Invited speaker: Iginio Gagliardone
Infrastructures of Belonging: Experimentation, Activism, and Futures from the African Continent
For the Digital Humanities to thrive in Africa, they should move beyond narrow concerns with digitisation and preservation, and cultivate infrastructures—material, methodological, and intellectual—that foster belonging. This speech explores strategies for developing spaces where computational methods and decolonial critique intersect, creating opportunities for training, collaboration, and innovation. It emphasizes the importance of reflexive methodologies that interrogate both the promises and the limits of digital tools, as well as partnerships that connect universities, research institutes, policy actors, and communities. By framing infrastructures not only as technical systems but also as social and epistemic networks, the speech highlights how Digital Humanities can support broader processes of higher education transformation, contribute to inclusive digital innovation, and help reimagine futures in Africa and globally.

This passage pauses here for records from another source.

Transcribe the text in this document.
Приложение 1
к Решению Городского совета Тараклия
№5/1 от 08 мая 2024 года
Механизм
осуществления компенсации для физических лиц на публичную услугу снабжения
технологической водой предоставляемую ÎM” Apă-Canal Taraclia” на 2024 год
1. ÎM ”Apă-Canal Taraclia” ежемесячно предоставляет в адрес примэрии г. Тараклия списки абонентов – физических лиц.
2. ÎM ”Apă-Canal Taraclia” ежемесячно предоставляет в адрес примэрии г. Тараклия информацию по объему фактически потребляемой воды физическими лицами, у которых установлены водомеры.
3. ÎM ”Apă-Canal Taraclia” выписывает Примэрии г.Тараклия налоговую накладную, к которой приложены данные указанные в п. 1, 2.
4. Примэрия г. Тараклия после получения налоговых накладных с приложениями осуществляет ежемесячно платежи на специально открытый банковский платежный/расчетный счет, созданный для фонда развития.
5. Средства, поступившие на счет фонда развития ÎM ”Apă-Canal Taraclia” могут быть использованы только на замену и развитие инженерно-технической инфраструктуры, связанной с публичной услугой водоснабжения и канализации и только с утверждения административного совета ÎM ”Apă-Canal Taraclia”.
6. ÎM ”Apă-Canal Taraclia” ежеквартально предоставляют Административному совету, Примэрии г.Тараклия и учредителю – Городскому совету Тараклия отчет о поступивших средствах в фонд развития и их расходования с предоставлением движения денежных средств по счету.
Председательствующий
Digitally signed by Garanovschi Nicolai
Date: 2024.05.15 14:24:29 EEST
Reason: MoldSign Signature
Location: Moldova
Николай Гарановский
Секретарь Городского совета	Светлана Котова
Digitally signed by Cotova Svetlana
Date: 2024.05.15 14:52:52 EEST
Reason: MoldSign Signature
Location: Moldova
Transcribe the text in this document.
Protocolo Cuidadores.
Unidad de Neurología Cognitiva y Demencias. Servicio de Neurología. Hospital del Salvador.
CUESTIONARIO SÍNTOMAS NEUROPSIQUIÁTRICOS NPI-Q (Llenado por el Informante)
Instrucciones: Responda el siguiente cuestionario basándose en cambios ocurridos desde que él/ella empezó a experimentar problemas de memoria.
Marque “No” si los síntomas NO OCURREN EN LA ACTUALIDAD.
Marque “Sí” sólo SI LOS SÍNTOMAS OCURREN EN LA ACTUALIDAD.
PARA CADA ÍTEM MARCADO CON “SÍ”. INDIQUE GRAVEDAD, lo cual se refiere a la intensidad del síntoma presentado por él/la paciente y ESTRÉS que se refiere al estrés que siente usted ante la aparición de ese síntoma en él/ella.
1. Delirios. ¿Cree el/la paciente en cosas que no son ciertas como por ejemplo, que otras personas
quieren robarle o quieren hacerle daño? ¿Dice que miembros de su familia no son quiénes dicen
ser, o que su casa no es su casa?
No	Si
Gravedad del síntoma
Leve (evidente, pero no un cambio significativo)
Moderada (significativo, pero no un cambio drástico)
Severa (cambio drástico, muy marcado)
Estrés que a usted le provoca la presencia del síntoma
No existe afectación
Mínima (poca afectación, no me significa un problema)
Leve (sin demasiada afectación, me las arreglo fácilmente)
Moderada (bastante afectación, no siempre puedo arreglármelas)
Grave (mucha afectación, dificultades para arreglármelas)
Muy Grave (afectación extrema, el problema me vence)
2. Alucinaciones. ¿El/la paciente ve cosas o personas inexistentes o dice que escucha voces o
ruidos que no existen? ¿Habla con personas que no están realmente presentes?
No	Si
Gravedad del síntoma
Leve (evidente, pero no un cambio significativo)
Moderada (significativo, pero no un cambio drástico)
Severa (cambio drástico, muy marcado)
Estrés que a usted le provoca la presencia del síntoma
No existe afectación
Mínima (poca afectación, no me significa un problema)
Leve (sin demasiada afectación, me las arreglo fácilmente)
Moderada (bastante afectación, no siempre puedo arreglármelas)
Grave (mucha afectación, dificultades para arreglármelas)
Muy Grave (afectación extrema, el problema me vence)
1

Iginio Gagliardone is the inaugural SA-UK Bilateral Chair in the Digital Humanities at Wits University, and a fellow of Wits’ Machine Intelligence and Neural Discovery (MIND) Institute. He is the author of The Politics of Technology in Africa (2016) and China, Africa, and the Future of the Internet (2019). His most recent work examines the international politics of Artificial Intelligence and the emergence of new imageries of technological evolution in Africa.